Ketua Panitia Seleksi Penerimaan Mahasiswa Baru (SPMB) UNS, Prof Sutarno mengatakan, pendaftaran jalur Seleksi Mandiri telah dibuka sejak tanggal 30 Mei kemarin. Jumlah pendaftar hingga Senin (5/6)  telah terupdate sebanyak 3.337 pendaftar.
“Saya tetap optimis, pendaftar akan terus meningkat. Terutama usai hasil SBMPTN 2017 diumumkan pada tanggal 13 Juni mendatang. Seleksi Mandiri baru akan ditutup pada tanggal 16 Juni mendatang,” kata Sutarno, Senin (5/6).
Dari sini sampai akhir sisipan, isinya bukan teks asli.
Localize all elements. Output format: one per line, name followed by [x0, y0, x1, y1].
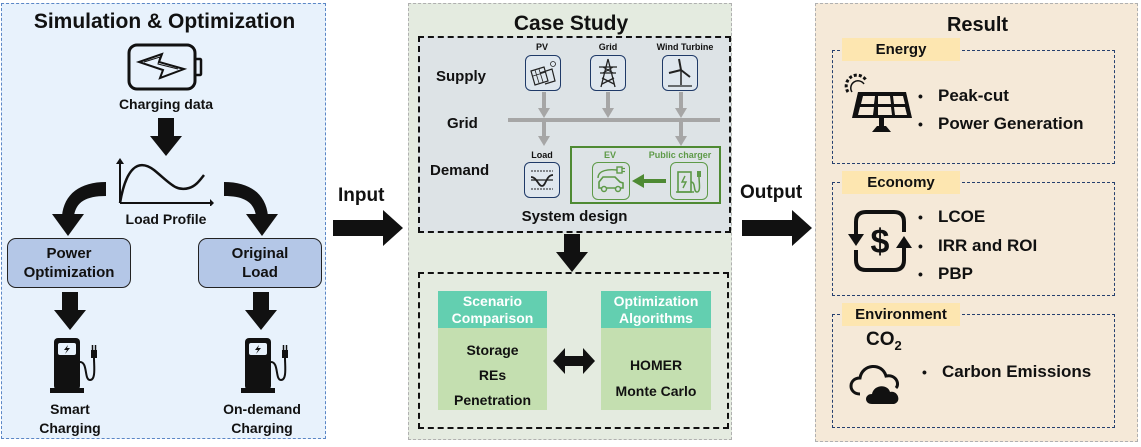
dollar-cycle-icon: $	[848, 210, 912, 272]
economy-item: LCOE	[918, 207, 985, 227]
energy-item: Power Generation	[918, 114, 1083, 134]
power-optimization-line2: Optimization	[23, 264, 115, 281]
co2-label: CO2	[866, 329, 902, 353]
load-profile-label: Load Profile	[125, 211, 207, 227]
original-load-line1: Original	[231, 245, 289, 262]
simulation-title: Simulation & Optimization	[33, 10, 296, 33]
algorithms-header-line1: Optimization	[613, 292, 699, 309]
electric-car-icon	[597, 166, 625, 193]
solar-panel-icon	[844, 73, 912, 132]
ev-node	[592, 162, 630, 200]
on-demand-charging-label: On-demand Charging	[200, 400, 324, 438]
co2-cloud-icon	[849, 365, 900, 404]
charging-data-label: Charging data	[118, 96, 214, 112]
energy-tag: Energy	[842, 38, 960, 61]
input-arrow-icon	[333, 210, 403, 246]
wind-turbine-node	[662, 55, 698, 91]
co2-subscript: 2	[894, 337, 902, 353]
environment-section	[832, 314, 1115, 428]
row-label-grid: Grid	[447, 115, 478, 132]
down-arrow-icon	[556, 234, 588, 272]
smart-charging-label: Smart Charging	[10, 400, 130, 438]
environment-item: Carbon Emissions	[922, 362, 1091, 382]
output-label: Output	[740, 182, 803, 203]
curved-arrow-left-icon	[52, 182, 106, 236]
environment-tag: Environment	[842, 303, 960, 326]
scenario-header-line1: Scenario	[462, 292, 523, 309]
load-label: Load	[531, 150, 553, 160]
optimization-algorithms-list: HOMER Monte Carlo	[601, 328, 711, 410]
public-charger-label: Public charger	[648, 150, 712, 160]
charging-station-icon	[241, 338, 288, 393]
energy-section	[832, 50, 1115, 164]
algorithm-item: HOMER	[629, 357, 683, 373]
wind-turbine-label: Wind Turbine	[656, 42, 714, 52]
pv-label: PV	[535, 42, 548, 52]
system-design-label: System design	[521, 208, 628, 225]
transmission-tower-icon	[599, 58, 617, 88]
energy-item: Peak-cut	[918, 86, 1009, 106]
scenario-comparison-list: Storage REs Penetration	[438, 328, 547, 410]
scenario-item: Storage	[466, 342, 519, 358]
power-optimization-line1: Power	[46, 245, 92, 262]
co2-text: CO	[866, 329, 895, 350]
charger-icon	[676, 171, 701, 193]
wind-turbine-icon	[668, 58, 692, 87]
output-arrow-icon	[742, 210, 812, 246]
down-arrow-icon	[54, 292, 86, 330]
pv-node	[525, 55, 561, 91]
pv-panel-icon	[530, 61, 556, 86]
down-arrow-icon	[150, 118, 182, 156]
on-demand-charging-line1: On-demand	[223, 401, 301, 417]
scenario-item: REs	[478, 367, 507, 383]
economy-item: IRR and ROI	[918, 236, 1037, 256]
economy-section	[832, 182, 1115, 296]
grid-label: Grid	[598, 42, 618, 52]
charging-station-icon	[50, 338, 97, 393]
economy-tag: Economy	[842, 171, 960, 194]
smart-charging-line2: Charging	[39, 420, 101, 436]
bidirectional-arrow-icon	[553, 348, 595, 374]
row-label-demand: Demand	[430, 162, 490, 179]
grid-node	[590, 55, 626, 91]
load-curve-icon	[116, 158, 214, 206]
scenario-header-line2: Comparison	[451, 309, 534, 326]
left-arrow-green-icon	[632, 174, 666, 188]
row-label-supply: Supply	[436, 68, 487, 85]
result-title: Result	[946, 14, 1009, 36]
smart-charging-line1: Smart	[50, 401, 90, 417]
scenario-item: Penetration	[453, 392, 531, 408]
analysis-box	[418, 272, 729, 429]
grid-bus-line	[508, 118, 720, 122]
dollar-sign-glyph: $	[871, 223, 890, 261]
load-node	[524, 162, 560, 198]
ev-charging-group	[570, 146, 721, 204]
input-label: Input	[338, 185, 385, 206]
battery-icon	[127, 43, 203, 91]
public-charger-node	[670, 162, 708, 200]
down-arrow-icon	[245, 292, 277, 330]
algorithms-header-line2: Algorithms	[619, 309, 693, 326]
on-demand-charging-line2: Charging	[231, 420, 293, 436]
grid-bus-diagram	[508, 92, 720, 146]
economy-item: PBP	[918, 264, 973, 284]
load-curve-small-icon	[530, 170, 554, 190]
curved-arrow-right-icon	[224, 182, 278, 236]
case-study-title: Case Study	[513, 12, 629, 35]
algorithm-item: Monte Carlo	[615, 383, 697, 399]
ev-label: EV	[603, 150, 616, 160]
original-load-line2: Load	[242, 264, 278, 281]
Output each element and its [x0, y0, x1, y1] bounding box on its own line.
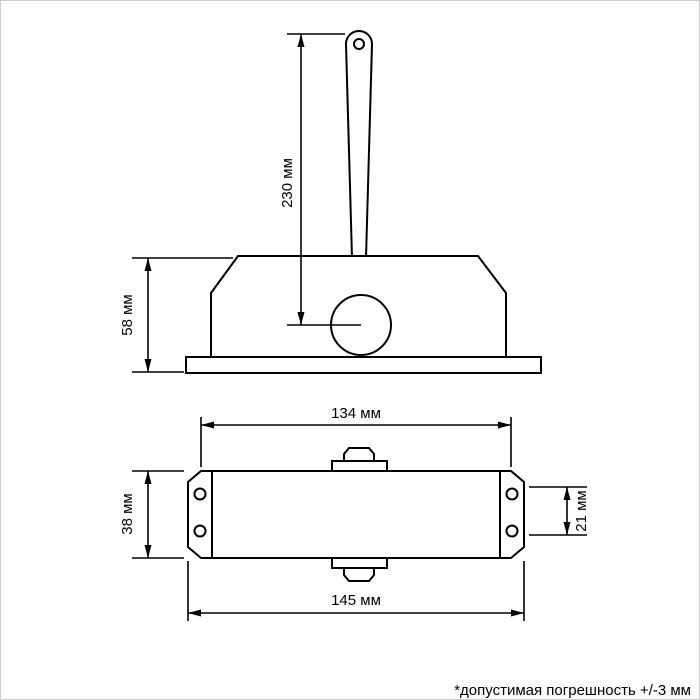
dimension-overall-length: 145 мм	[187, 561, 525, 621]
dim-label-mounting-length: 134 мм	[331, 405, 381, 422]
dim-label-hole-spacing: 21 мм	[573, 490, 590, 531]
base-plate	[185, 356, 542, 374]
mounting-hole	[193, 524, 207, 538]
top-view: 134 мм 145 мм 38 мм 21 мм	[119, 405, 590, 621]
arm-pivot-hole	[353, 38, 365, 50]
dim-label-arm-length: 230 мм	[279, 158, 296, 208]
dimension-body-height: 58 мм	[119, 257, 233, 373]
dim-label-overall-length: 145 мм	[331, 592, 381, 609]
dim-label-body-width: 38 мм	[119, 493, 136, 534]
mounting-hole	[505, 524, 519, 538]
dimension-hole-spacing: 21 мм	[529, 486, 590, 536]
dimension-body-width: 38 мм	[119, 470, 184, 559]
dim-label-body-height: 58 мм	[119, 294, 136, 335]
tolerance-note: *допустимая погрешность +/-3 мм	[454, 682, 691, 699]
bottom-valve-flange	[331, 557, 388, 569]
bottom-valve-tab	[343, 567, 375, 582]
closer-body-plan	[187, 470, 525, 559]
dimension-arm-length: 230 мм	[279, 33, 361, 326]
dimension-mounting-length: 134 мм	[200, 405, 512, 467]
mounting-hole	[505, 487, 519, 501]
side-view: 230 мм 58 мм	[119, 30, 542, 374]
top-valve-flange	[331, 460, 388, 472]
top-valve-tab	[343, 447, 375, 462]
mounting-hole	[193, 487, 207, 501]
closer-arm	[344, 30, 374, 259]
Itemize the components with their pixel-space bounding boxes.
Lanjut Sutarno, penurunan itu terjadi lantaran sekarang ini banyak Perguruan Tinggi Negeri (PTN) yang melaksanakan jalur pendaftaran seperti Seleksi Mandiri. Sejumlah PTN sebelum membuka jalur seperti halnya Seleksi Mandiri, terlebih dahulu belajar tentang perihal pelaksanaan Seleksi Mandiri. “Bahkan mereka sekarang ini memakai nilai hasil SBMPTN sebagai data pengolah,” ujar Sutarno.
Oleh karena itu, jika jumlah pendaftar Seleksi Mandiri UNS mengalami penurunan atau tidak sebanyak jumlah pendaftar tahun lalu, adalah hal yang wajar. “Meskipun demikian, saya tetap optimis bahwa pendaftar Seleksi Mandiri UNS tetap tinggi. Sebagai pembanding, pada tahun 2016 terdata sebanyak 40.902 pendaftar SM UNS. Dan pada tahun 2017 ini diperkirakan jumlah pendaftar SM UNS tidak sebanyak itu,” pungkasnya.